Dans son livre The Managed Heart, la sociologue Arlie Hochschild appréhende les émotions comme des composantes du travail lui-même, et ces composantes sont genrées. Alors qu’on s’intéresse ordinairement aux effets émotionnels d’un travail qu’on continue de regarder comme l’exécution d’une tâche rationnelle, la sociologue analyse la façon dont les émotions peuvent constituer le travail lui-même. De sorte que la distribution des professions soit aussi et d’abord une distribution normative des sentiments. Travailler en ce sens, c’est s’efforcer d’avoir les sentiments qu’on attend de nous, de se conformer le plus possible aux gestes affectifs qui forment le travail prescrit. Un travail émotionnel donc. À titre d’exemple emblématique, elle analyse le détachement que les hôtesses de l’air doivent développer à l’égard de leur propre sensibilité, afin de pouvoir afficher l’attitude parfaitement souriante, enthousiaste et prévenante qui est attendue d’elles. Ce qui vaut pour tous les rôles considérés comme « féminins », donc dociles. À l’inverse, autre exemple qu’Hochschild étudie, les recouvreurs d’impôts doivent adopter un ton désagréable et une mine colérique de façon à susciter de la crainte. Caractéristiques émotionnelles attendues des rôles considérés comme masculins, donc autoritaires. Notez que dans les deux cas, le travail est un travail émotionnel et a des effets délétères sur les personnes. Ce n’est pas drôle non plus de devoir être bougon pour afficher une forme de bonhommie respectable. Mais cette empreinte genrée de nos sensibilités est marquée par un traitement social différentiel et stigmatisant. Dans les sociétés patriarcales, il n’y a rien de pire qu’un travail qui effémine comme l’ont montré des sociologues comme Blake E. Ashforth et Glen E. Kreiner, ou encore les travaux passés et en cours de Caroline Ibos. Et exprimer une joie peut être vu comme un geste efféminant, comme tous les gestes vitaux.
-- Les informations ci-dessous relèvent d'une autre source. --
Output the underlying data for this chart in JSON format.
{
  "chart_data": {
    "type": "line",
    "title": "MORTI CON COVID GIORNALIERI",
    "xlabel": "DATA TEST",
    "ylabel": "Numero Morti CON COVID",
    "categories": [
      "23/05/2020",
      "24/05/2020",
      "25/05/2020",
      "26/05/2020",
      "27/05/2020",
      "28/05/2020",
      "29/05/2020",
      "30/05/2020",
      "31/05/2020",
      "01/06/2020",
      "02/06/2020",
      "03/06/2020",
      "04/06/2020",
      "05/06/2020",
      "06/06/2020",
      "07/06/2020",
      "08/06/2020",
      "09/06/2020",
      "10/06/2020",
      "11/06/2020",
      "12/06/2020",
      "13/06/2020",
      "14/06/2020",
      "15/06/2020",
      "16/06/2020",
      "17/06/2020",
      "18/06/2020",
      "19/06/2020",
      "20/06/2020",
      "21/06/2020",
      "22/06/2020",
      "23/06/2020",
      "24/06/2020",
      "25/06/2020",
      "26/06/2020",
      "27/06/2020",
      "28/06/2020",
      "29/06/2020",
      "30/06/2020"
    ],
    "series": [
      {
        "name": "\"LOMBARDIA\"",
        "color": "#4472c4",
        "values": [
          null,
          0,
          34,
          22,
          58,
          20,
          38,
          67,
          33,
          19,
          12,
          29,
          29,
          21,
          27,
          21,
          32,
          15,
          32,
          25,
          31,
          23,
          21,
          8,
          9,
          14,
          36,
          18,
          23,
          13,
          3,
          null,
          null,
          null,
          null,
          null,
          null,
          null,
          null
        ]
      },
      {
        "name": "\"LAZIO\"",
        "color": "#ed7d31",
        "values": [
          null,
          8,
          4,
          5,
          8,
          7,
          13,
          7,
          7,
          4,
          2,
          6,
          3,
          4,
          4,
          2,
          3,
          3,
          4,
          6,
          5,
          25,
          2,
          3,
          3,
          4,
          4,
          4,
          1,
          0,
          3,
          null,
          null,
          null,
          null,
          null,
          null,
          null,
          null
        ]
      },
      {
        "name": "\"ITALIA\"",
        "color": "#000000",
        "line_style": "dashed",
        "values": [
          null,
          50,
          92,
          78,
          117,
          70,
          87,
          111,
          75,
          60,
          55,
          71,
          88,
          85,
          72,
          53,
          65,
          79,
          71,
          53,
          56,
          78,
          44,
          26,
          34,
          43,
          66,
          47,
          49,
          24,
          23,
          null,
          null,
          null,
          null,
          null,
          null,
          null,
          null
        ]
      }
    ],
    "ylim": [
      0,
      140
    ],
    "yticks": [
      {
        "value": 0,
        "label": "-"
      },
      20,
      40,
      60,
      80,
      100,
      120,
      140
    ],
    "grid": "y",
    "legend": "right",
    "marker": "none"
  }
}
Il y a toutes sortes de recettes de vinaigrette, et l’on peut expérimenter différents arrangements en cuisine comme en salle de réunion. Pour Spinoza, la joie (un affect fondamental qui n’était pas contraire à la virilité !) tient dans le sentiment que nous avons de notre puissance d’agir. Et de même que la connaissance des ingrédients et de leurs réactions permet d’améliorer les saveurs de la sauce, la connaissance de nos affects doit nous aider à augmenter notre puissance d’agir. Non par le déni de la tristesse (sentiment que nous avons de notre impuissance) et de la crainte, mais par la compréhension de ce qui renforce notre vitalité (le conatus dit Spinoza), notre capacité à les surmonter par le désir et l’action.
On dirait aujourd’hui que la conscience de ma joie – et de celle des autres dans un contexte collectif – est empouvoirante au sens où elle renforce ma capacité d’agir (et non de dominer qui est plutôt l’affaire du ressentiment, son contraire). Voilà pourquoi les chefs aiment renforcer la peur et la tristesse (sans réellement écouter les plaintes bien sûr). Et pourquoi il faudrait au contraire cultiver les joies dans nos espaces de réunion quels qu’ils soient (jusque dans nos réunions intérieures avec toutes ces voix qui nous habitent !). Parce que le contraire de la violence - envers nous comme envers les autres - est sans doute là : encourager collectivement nos joies individuelles.
Suite dans un prochain billet !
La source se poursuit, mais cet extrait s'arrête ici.